I work with tech founders launching brilliant products into the world. They all struggle with one thing: simplifying their technology.
We all know simple is better. Apple effectively taught that to the entire world through their products, packaging and marketing.
And yet, as a founder of a complex technical product, you might feel freaked out over the concept of simplifying — or over-simplifying — your technology.
It’s natural for founders to be scared of simplifying their product.
You’re comfortable inside the weeds of your technology. You’ve been living there for months, maybe years. You know exactly how game-changing and powerful it is, and you don’t want any of that getting lost or F’ed up.
I totally get it. So I wanted to share two truths that will ease your mind.
Having this feature versus that feature won’t differentiate your product. It’s just not immediately apparent to the outside world. When you try to differentiate on features, you’re assuming people have the right context of what those features could mean for them. And they rarely have that context.
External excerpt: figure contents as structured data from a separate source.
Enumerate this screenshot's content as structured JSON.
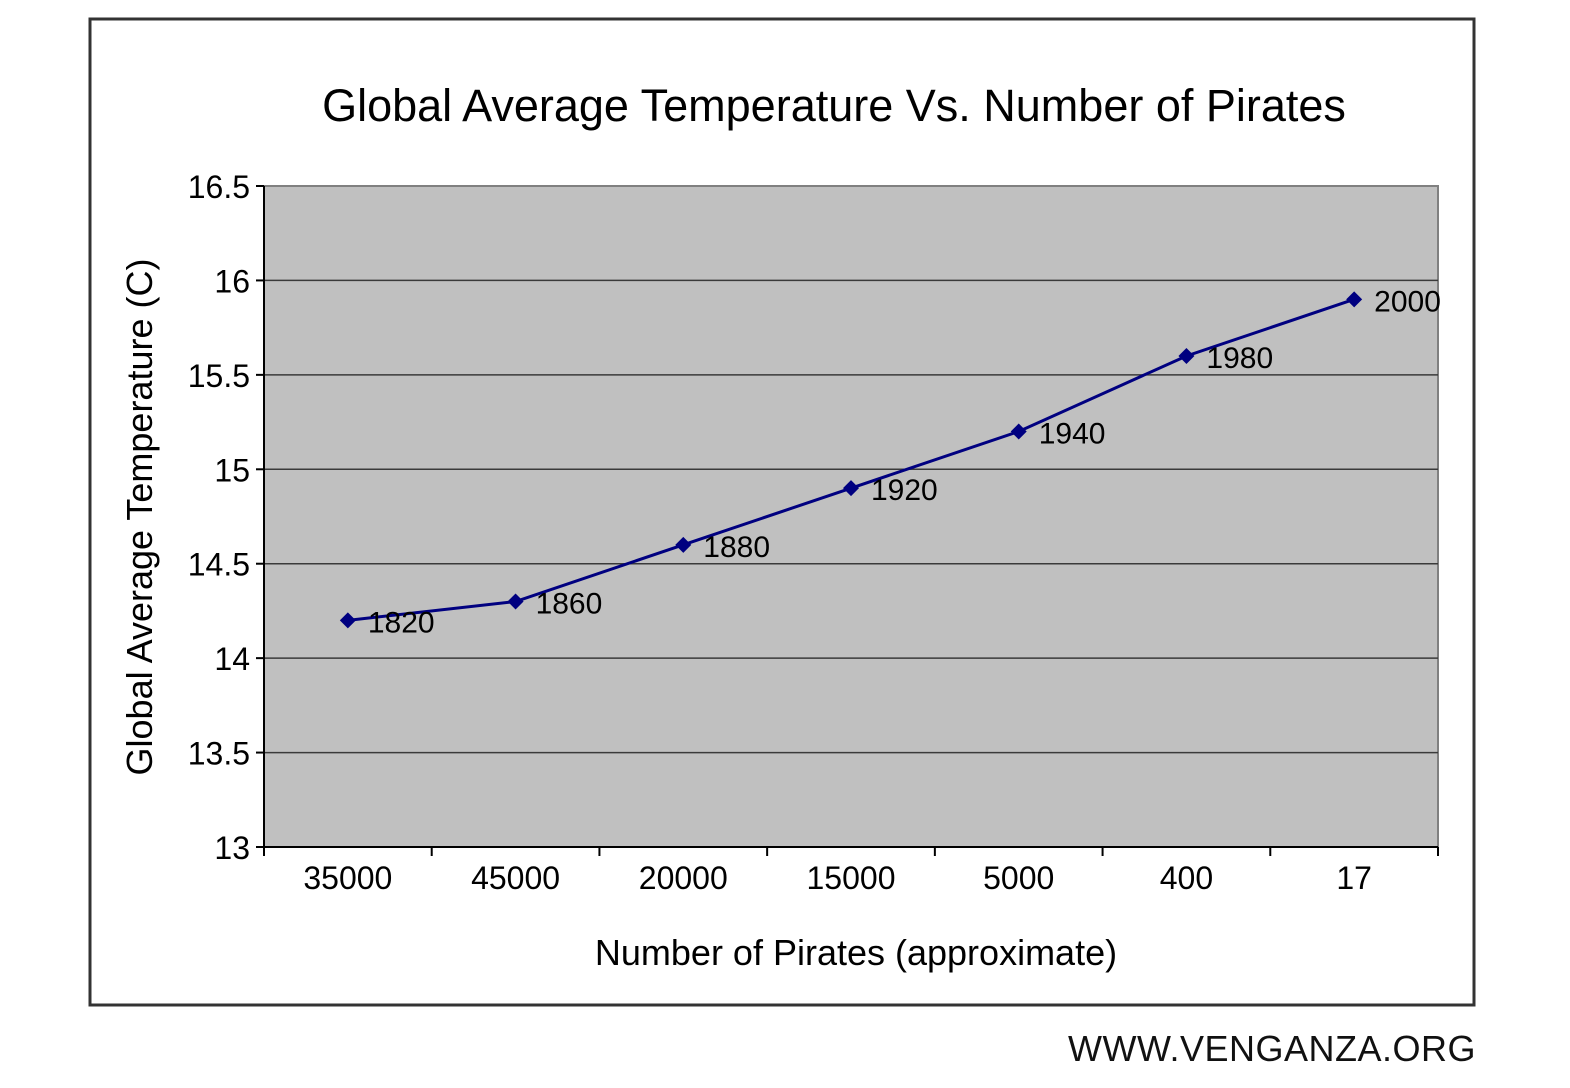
{
  "chart_data": {
    "type": "line",
    "title": "Global Average Temperature Vs. Number of Pirates",
    "xlabel": "Number of Pirates (approximate)",
    "ylabel": "Global Average Temperature (C)",
    "categories": [
      "35000",
      "45000",
      "20000",
      "15000",
      "5000",
      "400",
      "17"
    ],
    "series": [
      {
        "name": "Temperature",
        "values": [
          14.2,
          14.3,
          14.6,
          14.9,
          15.2,
          15.6,
          15.9
        ],
        "point_labels": [
          "1820",
          "1860",
          "1880",
          "1920",
          "1940",
          "1980",
          "2000"
        ],
        "color": "#000080"
      }
    ],
    "ylim": [
      13,
      16.5
    ],
    "yticks": [
      13,
      13.5,
      14,
      14.5,
      15,
      15.5,
      16,
      16.5
    ],
    "ytick_labels": [
      "13",
      "13.5",
      "14",
      "14.5",
      "15",
      "15.5",
      "16",
      "16.5"
    ],
    "grid": true,
    "legend": "none",
    "plot_background": "#c0c0c0"
  },
  "watermark": "WWW.VENGANZA.ORG"
}
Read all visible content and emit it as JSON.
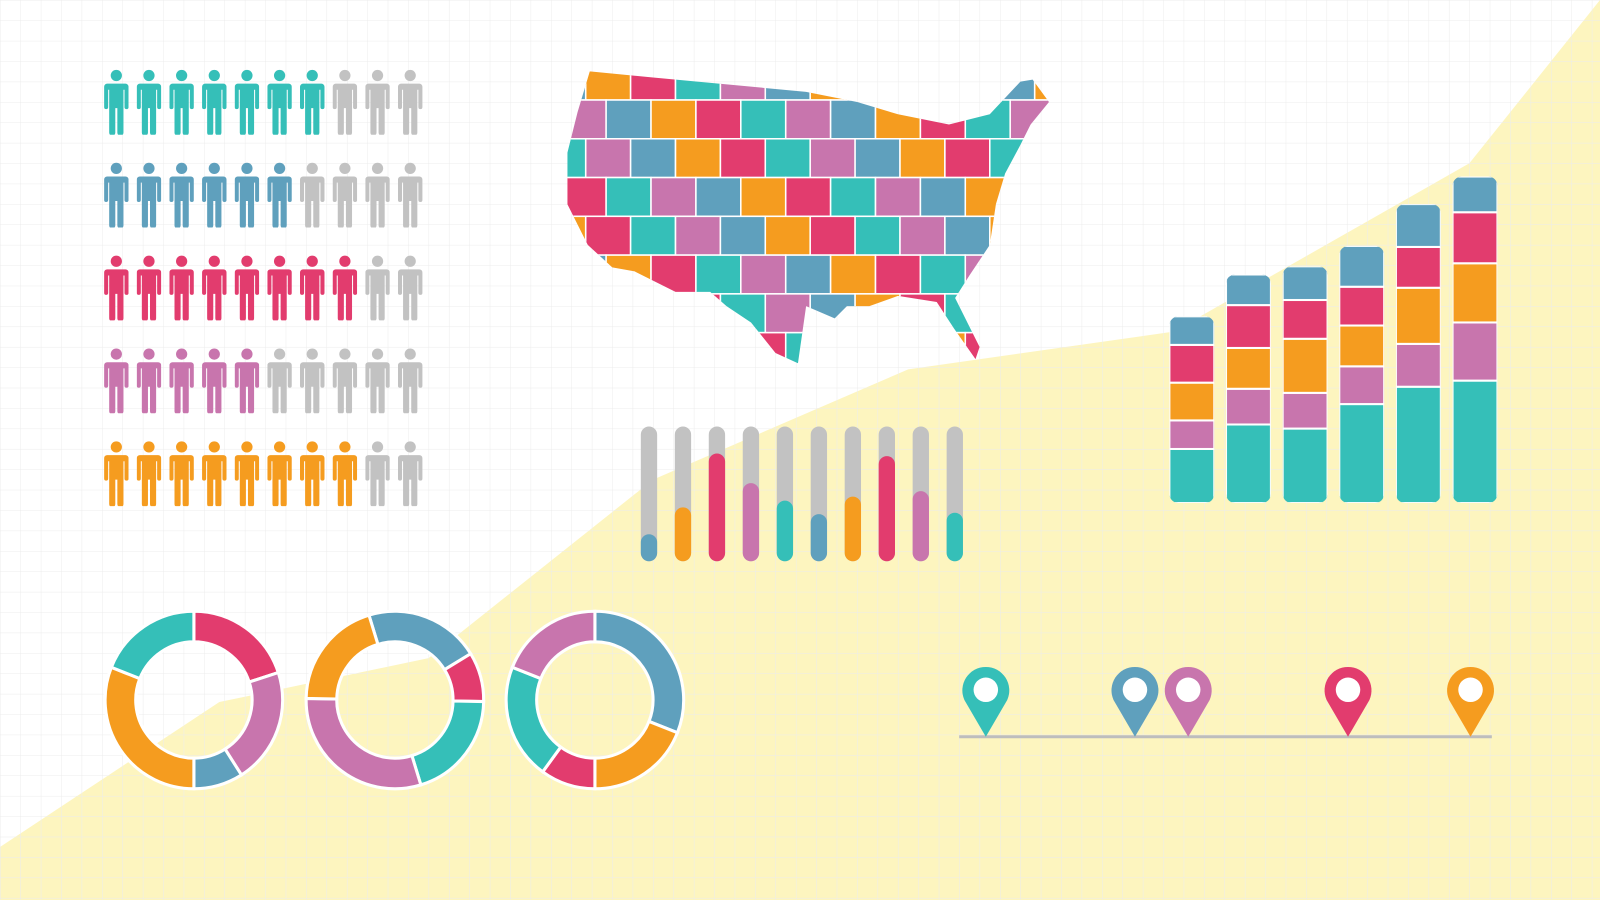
{
  "palette": {
    "teal": "#35bfb8",
    "blue": "#5fa0bd",
    "pink": "#e23c6e",
    "mauve": "#c875ad",
    "orange": "#f59c1f",
    "gray": "#c2c2c2",
    "background": "#ffffff",
    "grid": "#ececec",
    "highlight": "#fdf5bf"
  },
  "chart_data": [
    {
      "type": "pictogram",
      "icon": "person-icon",
      "total_per_row": 10,
      "rows": [
        {
          "color": "teal",
          "filled": 7
        },
        {
          "color": "blue",
          "filled": 6
        },
        {
          "color": "pink",
          "filled": 8
        },
        {
          "color": "mauve",
          "filled": 5
        },
        {
          "color": "orange",
          "filled": 8
        }
      ]
    },
    {
      "type": "choropleth-map",
      "region": "United States",
      "colors": [
        "teal",
        "blue",
        "pink",
        "mauve",
        "orange"
      ]
    },
    {
      "type": "bar",
      "subtype": "progress-columns",
      "ylim": [
        0,
        1
      ],
      "bars": [
        {
          "color": "blue",
          "value": 0.2
        },
        {
          "color": "orange",
          "value": 0.4
        },
        {
          "color": "pink",
          "value": 0.8
        },
        {
          "color": "mauve",
          "value": 0.58
        },
        {
          "color": "teal",
          "value": 0.45
        },
        {
          "color": "blue",
          "value": 0.35
        },
        {
          "color": "orange",
          "value": 0.48
        },
        {
          "color": "pink",
          "value": 0.78
        },
        {
          "color": "mauve",
          "value": 0.52
        },
        {
          "color": "teal",
          "value": 0.36
        }
      ]
    },
    {
      "type": "bar",
      "subtype": "stacked",
      "stack_order": [
        "teal",
        "mauve",
        "orange",
        "pink",
        "blue"
      ],
      "series": [
        {
          "color": "teal",
          "values": [
            53,
            77,
            73,
            97,
            114,
            120
          ]
        },
        {
          "color": "mauve",
          "values": [
            28,
            35,
            35,
            37,
            42,
            57
          ]
        },
        {
          "color": "orange",
          "values": [
            37,
            40,
            53,
            40,
            55,
            58
          ]
        },
        {
          "color": "pink",
          "values": [
            37,
            42,
            38,
            38,
            40,
            50
          ]
        },
        {
          "color": "blue",
          "values": [
            28,
            30,
            33,
            40,
            42,
            35
          ]
        }
      ]
    },
    {
      "type": "pie",
      "subtype": "donut",
      "donuts": [
        {
          "start_deg": 0,
          "slices": [
            {
              "color": "pink",
              "value": 20
            },
            {
              "color": "mauve",
              "value": 21
            },
            {
              "color": "blue",
              "value": 9
            },
            {
              "color": "orange",
              "value": 31
            },
            {
              "color": "teal",
              "value": 19
            }
          ]
        },
        {
          "start_deg": -17,
          "slices": [
            {
              "color": "blue",
              "value": 21
            },
            {
              "color": "pink",
              "value": 9
            },
            {
              "color": "teal",
              "value": 20
            },
            {
              "color": "mauve",
              "value": 30
            },
            {
              "color": "orange",
              "value": 20
            }
          ]
        },
        {
          "start_deg": 0,
          "slices": [
            {
              "color": "blue",
              "value": 31
            },
            {
              "color": "orange",
              "value": 19
            },
            {
              "color": "pink",
              "value": 10
            },
            {
              "color": "teal",
              "value": 21
            },
            {
              "color": "mauve",
              "value": 19
            }
          ]
        }
      ]
    },
    {
      "type": "timeline",
      "icon": "map-pin-icon",
      "xlim": [
        0,
        100
      ],
      "pins": [
        {
          "color": "teal",
          "x": 5
        },
        {
          "color": "blue",
          "x": 33
        },
        {
          "color": "mauve",
          "x": 43
        },
        {
          "color": "pink",
          "x": 73
        },
        {
          "color": "orange",
          "x": 96
        }
      ]
    }
  ]
}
Plus, building your differentiation on features leaves you vulnerable. It’s only a matter of time until someone copies your feature. So you’re better off differentiating by telling a story about your customer and how they’ll change for the better with the help of your product.
Simplifying your technology is not about dumbing it down or explaining APIs in layman’s terms.
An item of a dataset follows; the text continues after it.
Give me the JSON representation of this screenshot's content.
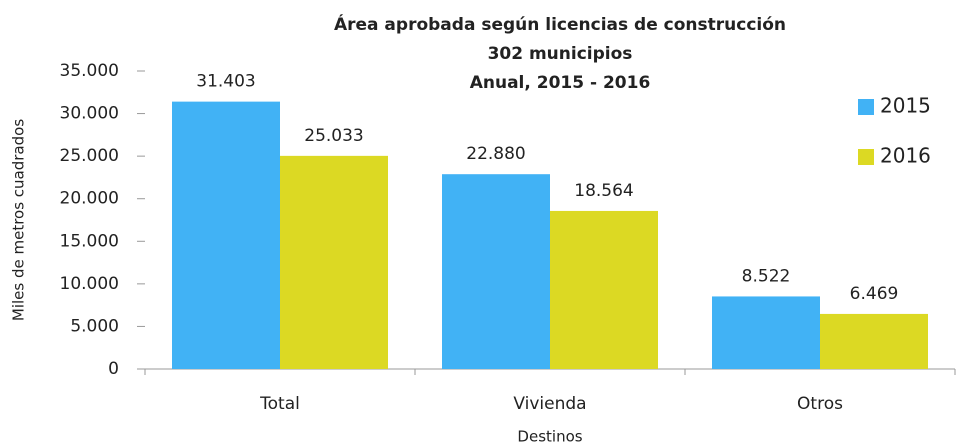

Simplifying your technology is about making it easy to relate to. Instead of explaining how it works, you show how it fits into their current world. You translate the technical stuff into how they’re going to be using it.
One of my favorite examples comes from Simple, a wonderful online bank based in my hometown of Portland, OR.
True to their name, here’s how they describe their budgeting app:
“Make smart spending decisions on the spot. Our budgeting tool does the ‘can-I-buy-this?’ math for you, setting aside enough money each month to cover your expenses and goals.”
Simple could have mentioned analytics or algorithms or whatever — instead, they say it does the “can-I-buy-this?’ math for you. It solves a pain point customers recognize.
Making the complex simple isn’t a luxury — it’s a necessity. Complexity makes prospects leave demos feeling confused and dumb. Complexity says to potential customers “this isn’t for you.” Complexity slows adoption and growth.
So consider going simple. Your beautiful, complicated product deserves it.